Fender Eric Clapton Tremolux


1 in stock


There’s nothing more blues than a Fender Tweed. From a visual standpoint, a Tweed Deluxe, Bassman, and Twin are probably the most essential and ubiquitous electric blues accessories. Looks don’t count for much if you ain’t got the sound though, and Tweeds shape the sonic signature of everything from the sting of Muddy Waters’ Chess sides to Slim Harpo’s throbbing and shuffling Excello slabs.

Such truths are not lost on a blues scholar like Eric Clapton. And given his storied infatuation with electric blues in its most authentic forms it’s surprising that we didn’t see a Fender Tweed with EC’s initials on it sooner. But if you’re a fan of compressed, exploding, South Michigan Avenue tones it may well have been worth the wait, because the new hand-wired EC Tremolux delivers the greater-than-the-sum-of-its-parts clout with a super hip tremolo circuit and power attenuation capabilities that make it handy beyond blasting the front row at your local juke joint.

Dressed to Kill
The EC Tremolux is based on Fender’s first generation Tremolux from the mid ’50s, which for all practical purposes, is the legendary 5E3 Tweed Deluxe with tremolo. That means it’s rated at right around 12 watts (a figure that never fails to surprise), which is churned up through three 12AX7 preamp tubes, a pair of 6V6GTs in the power section, and a 5Y3GT rectifier tube.

The Tremolux is beautifully built—on par with anything you’d see from a boutique builder. The pine cabinet, which also helps makes the Tremolux quite light, looks clean and immaculate, and the lacquered Tweed covering is flawless at the seams. Even the most nuts-and-bolts parts of the amp look cool—right down to the Celestion G12-65.

The control panel looks as simple as they come, though the simplicity belies the amp’s versatility. An Output switch just adjacent to the light jewel attenuates the power by about half. Next to the Output switch you’ll find the Speed control for the Tremolo. It’s the only control for the Tremolo, which might be a bummer for players looking for a deep, chopping trem. But those that dig a cool throb to put on top of their blues shuffles will probably enjoy the simplicity. Apart from the Tone and Volume knobs, there are high- and low-gain inputs. It’s a beautifully simple control set that beckons you to fire up and go.

Down and Dirty
Anyone who has ever played a little Tweed like a Deluxe or Tremolux can tell you that a simple circuit and control set don’t necessarily translate to crystalinity you often associate with Fenders—even small ones like Blackface and Silverface champs.
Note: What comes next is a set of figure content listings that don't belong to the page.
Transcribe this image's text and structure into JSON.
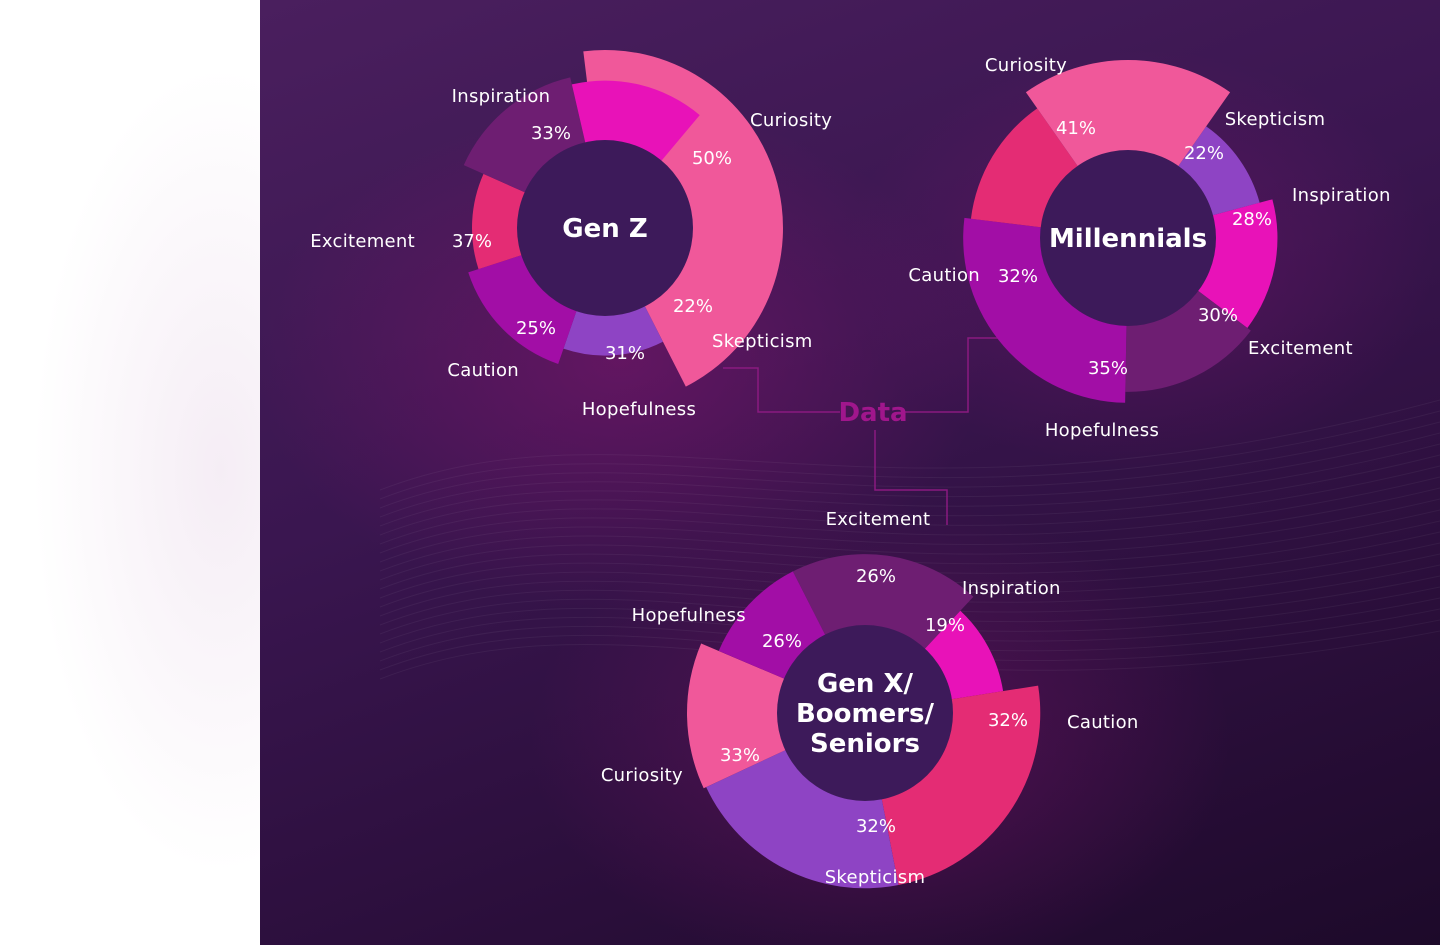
{
  "hub_label": "Data",
  "colors": {
    "Curiosity": "#f0589a",
    "Inspiration": "#e812b8",
    "Skepticism": "#8e44c4",
    "Hopefulness": "#a20ea6",
    "Caution": "#e42c74",
    "Excitement": "#6e1e72",
    "center": "#3d1a5a",
    "connector": "#8a1a80"
  },
  "chart_data": [
    {
      "type": "pie",
      "title": "Gen Z",
      "categories": [
        "Curiosity",
        "Skepticism",
        "Hopefulness",
        "Caution",
        "Excitement",
        "Inspiration"
      ],
      "values": [
        50,
        22,
        31,
        25,
        37,
        33
      ],
      "value_labels": [
        "50%",
        "22%",
        "31%",
        "25%",
        "37%",
        "33%"
      ]
    },
    {
      "type": "pie",
      "title": "Millennials",
      "categories": [
        "Skepticism",
        "Inspiration",
        "Excitement",
        "Hopefulness",
        "Caution",
        "Curiosity"
      ],
      "values": [
        22,
        28,
        30,
        35,
        32,
        41
      ],
      "value_labels": [
        "22%",
        "28%",
        "30%",
        "35%",
        "32%",
        "41%"
      ]
    },
    {
      "type": "pie",
      "title": "Gen X/ Boomers/ Seniors",
      "title_lines": [
        "Gen X/",
        "Boomers/",
        "Seniors"
      ],
      "categories": [
        "Excitement",
        "Inspiration",
        "Caution",
        "Skepticism",
        "Curiosity",
        "Hopefulness"
      ],
      "values": [
        26,
        19,
        32,
        32,
        33,
        26
      ],
      "value_labels": [
        "26%",
        "19%",
        "32%",
        "32%",
        "33%",
        "26%"
      ]
    }
  ]
}
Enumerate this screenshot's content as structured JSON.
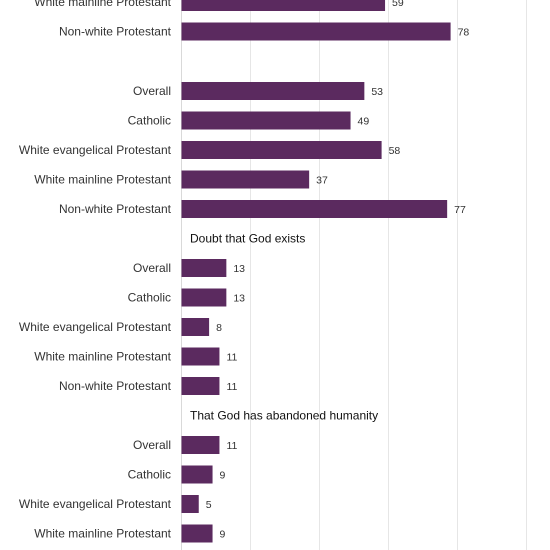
{
  "chart_data": {
    "type": "bar",
    "orientation": "horizontal",
    "bar_color": "#5b2a5f",
    "xlim": [
      0,
      100
    ],
    "grid": true,
    "groups": [
      {
        "title": "",
        "categories": [
          "White mainline Protestant",
          "Non-white Protestant"
        ],
        "values": [
          59,
          78
        ]
      },
      {
        "title": "",
        "categories": [
          "Overall",
          "Catholic",
          "White evangelical Protestant",
          "White mainline Protestant",
          "Non-white Protestant"
        ],
        "values": [
          53,
          49,
          58,
          37,
          77
        ]
      },
      {
        "title": "Doubt that God exists",
        "categories": [
          "Overall",
          "Catholic",
          "White evangelical Protestant",
          "White mainline Protestant",
          "Non-white Protestant"
        ],
        "values": [
          13,
          13,
          8,
          11,
          11
        ]
      },
      {
        "title": "That God has abandoned humanity",
        "categories": [
          "Overall",
          "Catholic",
          "White evangelical Protestant",
          "White mainline Protestant"
        ],
        "values": [
          11,
          9,
          5,
          9
        ]
      }
    ]
  }
}
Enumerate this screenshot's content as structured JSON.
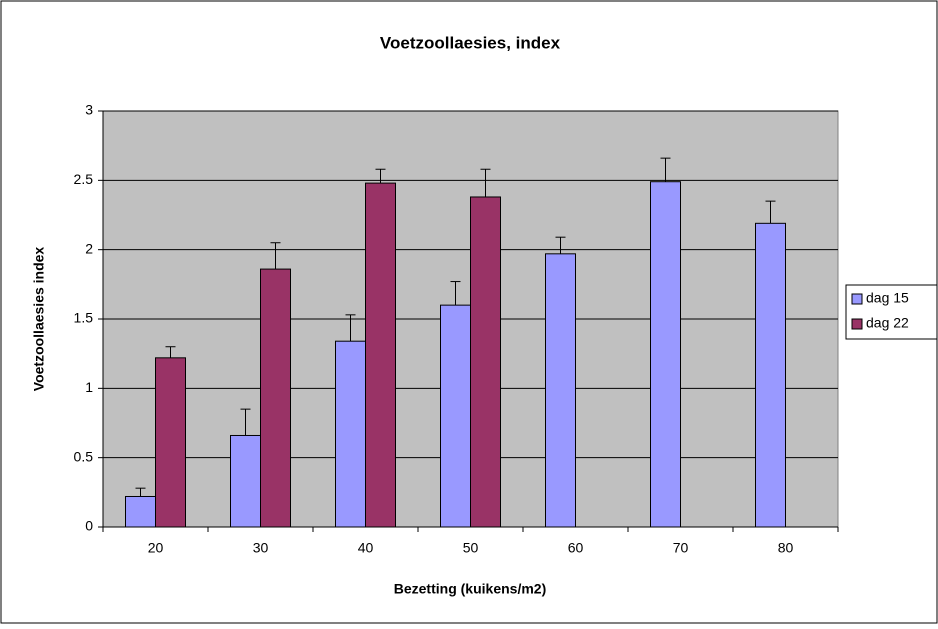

Instead the Tremolux is full of color and character, even at low volumes. If you need pure bell-like chime and jangle for, say, your Telecaster’s bridge pickup, you might end up a little frustrated with how much color the Tremolux adds to an otherwise clean tone. But if you’re constantly looking for ways to pepper your jangle with a little attitude, a Stratocaster or Telecaster with amp volume between 3 and 5 and generous application of high end via the Tone knob gives you a sweet, butt-kicking Tom Petty-style rhythm tone. You may not be able to hear too much of it over a raging rhythm section, but it’s a very cool recording texture.

To compete with a loud band, you’ll have give the Tremolux some gas. And when you do, the little Tweed gets mean. Needless to say, the Tremolux is not a high gain monster, so when you do crank it the grit and overdrive are accompanied by a heavy amp compression that’s a signature of Fender Tweeds, but can sound odd to the uninitiated, or those inclined to believe that a cranked Tweed is all that stands between them and their inner raging Neil Young. With a Stratocaster in any one of the three positions from the bridge to middle pickup, the Tremolux takes on a honky, saxophone-like hue on chords and Keith Richards/Chuck Berry two-string stops played between the first and ninth frets. Single note solos up above the ninth fret have sweet and biting character that retains some of that cool sax-like color. And true to form, working through a Jimmy Reed shuffle that’s punctuated with leads up at the 12th fret is a slice of blues heaven—husky, bass-rich, tight, and singing when you need it.